I enabled Nagios checks for free disk space on a group of servers today, and was hit with alerts containing the following error message:
DISK CRITICAL - /sys/kernel/config is not accessible: Permission denied
If you are looking for a solution, skip to the end. Some of my mistakes before finding the solution may be interesting though!
The wrong solution
Permission denied? I had a hunch SELinux was behind this. SELinux is behind every unexpected permissions problem lately. But before jumping to any conclusions, Google the error message. It’s rare to run across a problem that no one else has had before.

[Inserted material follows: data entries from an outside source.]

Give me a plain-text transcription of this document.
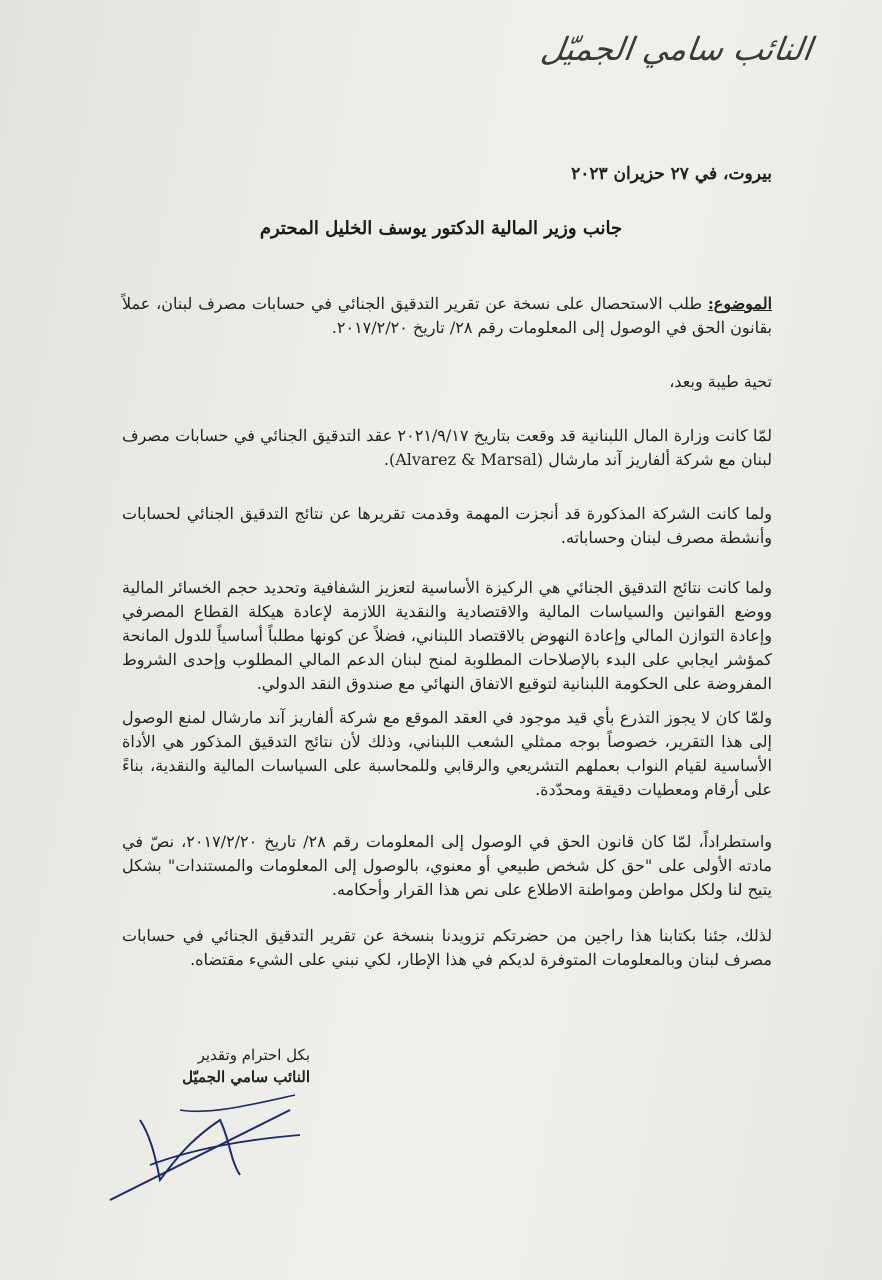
النائب سامي الجميّل
بيروت، في ٢٧ حزيران ٢٠٢٣
جانب وزير المالية الدكتور يوسف الخليل المحترم
الموضوع: طلب الاستحصال على نسخة عن تقرير التدقيق الجنائي في حسابات مصرف لبنان، عملاً بقانون الحق في الوصول إلى المعلومات رقم ٢٨/ تاريخ ٢٠١٧/٢/٢٠.
تحية طيبة وبعد،
لمّا كانت وزارة المال اللبنانية قد وقعت بتاريخ ٢٠٢١/٩/١٧ عقد التدقيق الجنائي في حسابات مصرف لبنان مع شركة ألفاريز آند مارشال (Alvarez & Marsal).
ولما كانت الشركة المذكورة قد أنجزت المهمة وقدمت تقريرها عن نتائج التدقيق الجنائي لحسابات وأنشطة مصرف لبنان وحساباته.
ولما كانت نتائج التدقيق الجنائي هي الركيزة الأساسية لتعزيز الشفافية وتحديد حجم الخسائر المالية ووضع القوانين والسياسات المالية والاقتصادية والنقدية اللازمة لإعادة هيكلة القطاع المصرفي وإعادة التوازن المالي وإعادة النهوض بالاقتصاد اللبناني، فضلاً عن كونها مطلباً أساسياً للدول المانحة كمؤشر ايجابي على البدء بالإصلاحات المطلوبة لمنح لبنان الدعم المالي المطلوب وإحدى الشروط المفروضة على الحكومة اللبنانية لتوقيع الاتفاق النهائي مع صندوق النقد الدولي.
ولمّا كان لا يجوز التذرع بأي قيد موجود في العقد الموقع مع شركة ألفاريز آند مارشال لمنع الوصول إلى هذا التقرير، خصوصاً بوجه ممثلي الشعب اللبناني، وذلك لأن نتائج التدقيق المذكور هي الأداة الأساسية لقيام النواب بعملهم التشريعي والرقابي وللمحاسبة على السياسات المالية والنقدية، بناءً على أرقام ومعطيات دقيقة ومحدّدة.
واستطراداً، لمّا كان قانون الحق في الوصول إلى المعلومات رقم ٢٨/ تاريخ ٢٠١٧/٢/٢٠، نصّ في مادته الأولى على "حق كل شخص طبيعي أو معنوي، بالوصول إلى المعلومات والمستندات" بشكل يتيح لنا ولكل مواطن ومواطنة الاطلاع على نص هذا القرار وأحكامه.
لذلك، جئنا بكتابنا هذا راجين من حضرتكم تزويدنا بنسخة عن تقرير التدقيق الجنائي في حسابات مصرف لبنان وبالمعلومات المتوفرة لديكم في هذا الإطار، لكي نبني على الشيء مقتضاه.
بكل احترام وتقدير
النائب سامي الجميّل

Sure enough, I found a RedHat bug report describing the same issue with the check_disk plugin. The developers closed the bug, saying that a new version has been released, and if it is still a problem someone should open a new bug for the new version. Initially I thought that was a terrible assumption. “We released a new version and have not confirmed whether or not this is still a bug. Therefore this isn’t a bug unless you do the work to re-report it.” Now that I have determined that it is not and likely never was a bug, I’m not sure I feel the same.
The bug report mentions a workaround for the Nagios check_disk failure. It is in fact a successful workaround. I don’t entirely like it, but assuming that only the root user can modify
/usr/lib64/nagios/plugins/check_disk it seems like an acceptable risk. Still, recall that one of the benefits of SELinux is that even if another process owned by a user is compromised it doesn’t mean everything owned by that user gets compromised.
Compare before and after:
$ ls --context /usr/lib64/nagios/plugins/check_disk -rwxr-xr-x. root root system_u:object_r:nagios_checkdisk_plugin_exec_t:s0 /usr/lib64/nagios/plugins/check_disk $ sudo chcon -t nagios_unconfined_plugin_exec_t /usr/lib64/nagios/plugins/check_disk $ ls --context /usr/lib64/nagios/plugins/check_disk -rwxr-xr-x. root root system_u:object_r:nagios_unconfined_plugin_exec_t:s0 /usr/lib64/nagios/plugins/check_disk
The SELinux type is now set to
Can I set the SELinux context via Ansible?
I need to make this change on several servers, and I need the change to be documented and repeatable, so I need to see how to best make that happen via Ansible.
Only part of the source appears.